Love Believes All Things

In Ephesians 5:1-2, we are exhorted to be imitators of God as dear children. We know that our beliefs about God as our Father will affect our behavior as His children. What did you learn this week about how your belief affects your behavior?

Christine Q. —

This week has been one of the most pivotal moments for me, I have learned that what I believe determines whether I have joy and peace in the midst of difficult circumstances or if I will turn to anger, bitterness or discouragement. I can only live a righteous life by knowing the Word of God and it’s our choice if we will believe what God says who He says we are. Knowing that His goal is to sanctify us makes it easy for me to believe that God works everything for good, that He uses everything to make us look more like Christ and that I can view His discipline or chastening as an act of His love and grace. Jesus is enough and He is all we need.

CJ H. —

The belief of being accepted, worthy and even loved are needs embedded inside all of us.

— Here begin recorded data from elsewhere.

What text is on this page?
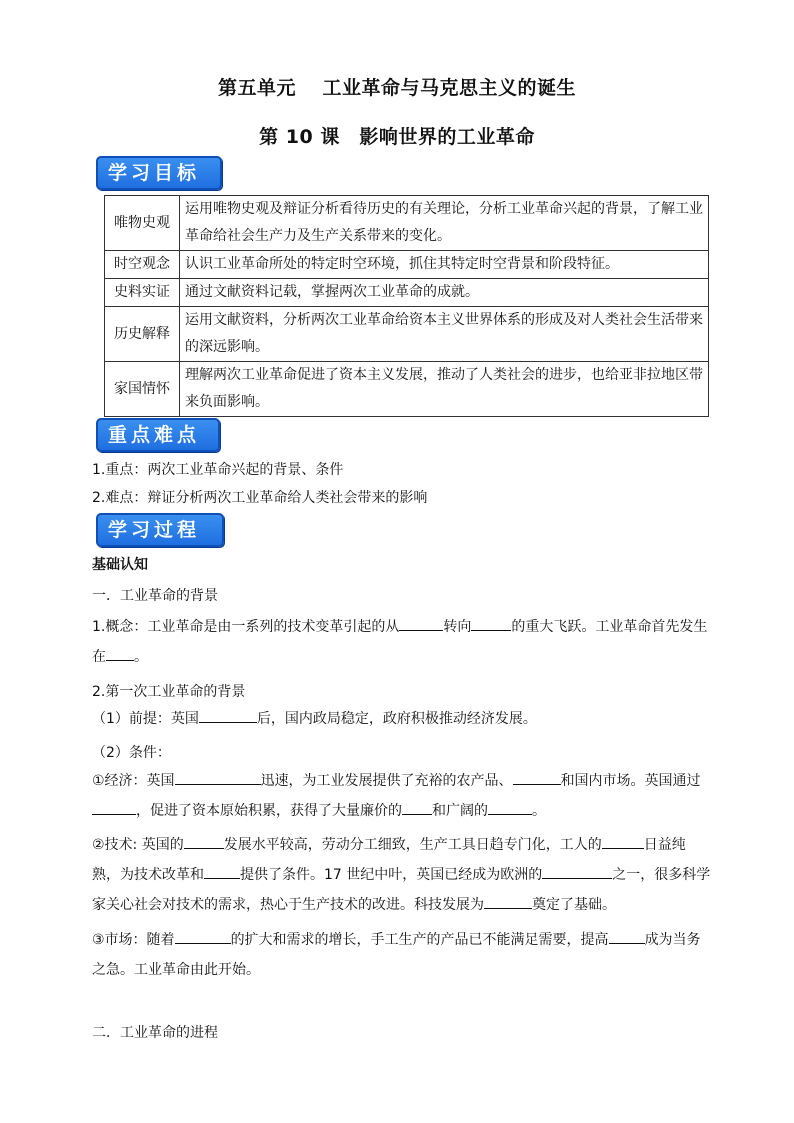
第五单元　 工业革命与马克思主义的诞生
第 10 课　影响世界的工业革命
学习目标
唯物史观	运用唯物史观及辩证分析看待历史的有关理论，分析工业革命兴起的背景，了解工业革命给社会生产力及生产关系带来的变化。
时空观念	认识工业革命所处的特定时空环境，抓住其特定时空背景和阶段特征。
史料实证	通过文献资料记载，掌握两次工业革命的成就。
历史解释	运用文献资料，分析两次工业革命给资本主义世界体系的形成及对人类社会生活带来的深远影响。
家国情怀	理解两次工业革命促进了资本主义发展，推动了人类社会的进步，也给亚非拉地区带来负面影响。
重点难点
1.重点：两次工业革命兴起的背景、条件
2.难点：辩证分析两次工业革命给人类社会带来的影响
学习过程
基础认知
一．工业革命的背景
1.概念：工业革命是由一系列的技术变革引起的从	转向	的重大飞跃。工业革命首先发生在 。
2.第一次工业革命的背景
（1）前提：英国	后，国内政局稳定，政府积极推动经济发展。
（2）条件：
①经济：英国	迅速，为工业发展提供了充裕的农产品、	和国内市场。英国通过，促进了资本原始积累，获得了大量廉价的 和广阔的	。
②技术: 英国的	发展水平较高，劳动分工细致，生产工具日趋专门化，工人的	日益纯熟，为技术改革和	提供了条件。17 世纪中叶，英国已经成为欧洲的	之一，很多科学家关心社会对技术的需求，热心于生产技术的改进。科技发展为	奠定了基础。
③市场：随着	的扩大和需求的增长，手工生产的产品已不能满足需要，提高	成为当务之急。工业革命由此开始。
二．工业革命的进程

Walking as in imitation of Christ was extremely hard this week, but rewarding in a sense that I’m always growing in him. In Romans 5:5b, it says “..because the love of God has been poured out in our hearts by the Holy Spirit who was given to us.” I can never imitate Christ in love if I don’t rely on the Spirit. This week has changed me, and now I walk in dependence. I am Fortified.

Devin M. —

This week I was able to understand how the Lord has given me a new name. Through being able to meditate on Psalm 86:11-12 I now know that I am already what the Lord has called me. He named me Upright and I now understand that Jesus already finished His work and already delivered us from the depths of Sheol. And through this belief and knowing who we are to the Lord then our behavior should be joyful even through the trial and through the tribulation.

Diamond S. —

This past week, through the challenges, the Lord has been revealing and challenging me in what I really believe. He’s shown me in different ways how I don’t trust Him at His Word. I’m the person who feels the need to defend and sustain herself, but He is teaching me to really trust and depend on Him totally, knowing that He is faithful and is the One who will keep and strengthen me. I don’t need to rely on myself or go to places of condemnation when I do mess up. His grace covers me and His love for me isn’t any less or more based on my performance. When I believe these things, I will walk in freedom and hope because I am confident in Him and not myself. He has never failed me and never will. What do I have to fear?

Erick C. —

It’s one thing to know but it’s another thing to whole-heartedly believe. I knew I was a child of God, but it’s only now that I truly believe I am. I believe that He is my Father, the King of kings. I believe that I’m His own, and that I am a prince and an heir to the kingdom of heaven. I am royalty and most of all one of His beloved. I don’t need any more validation. I don’t ever have to prove myself because I have been redeemed and justified by His never-ending love.

Gaby E. —

The Lord showed me how everything that I do, I do it on my own strength and I focus on what I can do instead of relying on the Lord. The Lord had to bring me to my bottomless pit to understand that I am nothing, I have nothing to offer. It’s from Him that I receive my worth, it’s by His grace and grace alone. He brought me to a completer surrender, to believe in His love and that He already sees me as my new name all I have to do is walk in it.

Jacqueline S. —

This week I learned that because my belief affects my behavior, I have not been believing that God’s grace abounds for me and that I am free from sin because of his grace. Patmos is a ministry that really exposes our true selves, but I can either take it to a place of condemnation or a place of repentance and hope in the One who promises to change me. I found out that I don't believe that Jesus dying on the cross was enough to wipe away my sins and that I have been trying to pay for my sins and earn God’s love. But this week I was overwhelmed by what God was telling me and that he calls me Beloved. That He sees me as beautiful and spotless. That He not only loves me, but He desires me, that He takes delight in me. That He finds joy in spending time with me and He is just asking me to receive His love for free.

Michaela Y. —

This week the Lord reminded me how great His love is for me. That He has not just called me out of darkness to glorify Him or to be used as His vessel, but also for the sake of my relationship with Him. When I misunderstand His heart or do not trust Him, this is shown in the way that I live my life. As I learn more of who He is and His good character, I am not so easily moved.

Tyler D. —

I learned this week that belief affects your behavior. This week I was given a new name, not that anything is wrong with the name I have now, but as Jesus re-named Simon to Peter, I too was renamed. I was renamed because God is changing me into the man He wants me to become and He sees that. God knows who I am and who I will be so He doesn't treat me on my past but on who I am becoming. The name He gave was Israel, which means ‘directed by God’ or ‘governed by God’. Now I have decision to believe that or not. If I truly believe that God sees me as Israel, a man that is directed by Him and His word, not by Tyler, then my actions will show it. My belief in what God has called me to be will affect my behavior.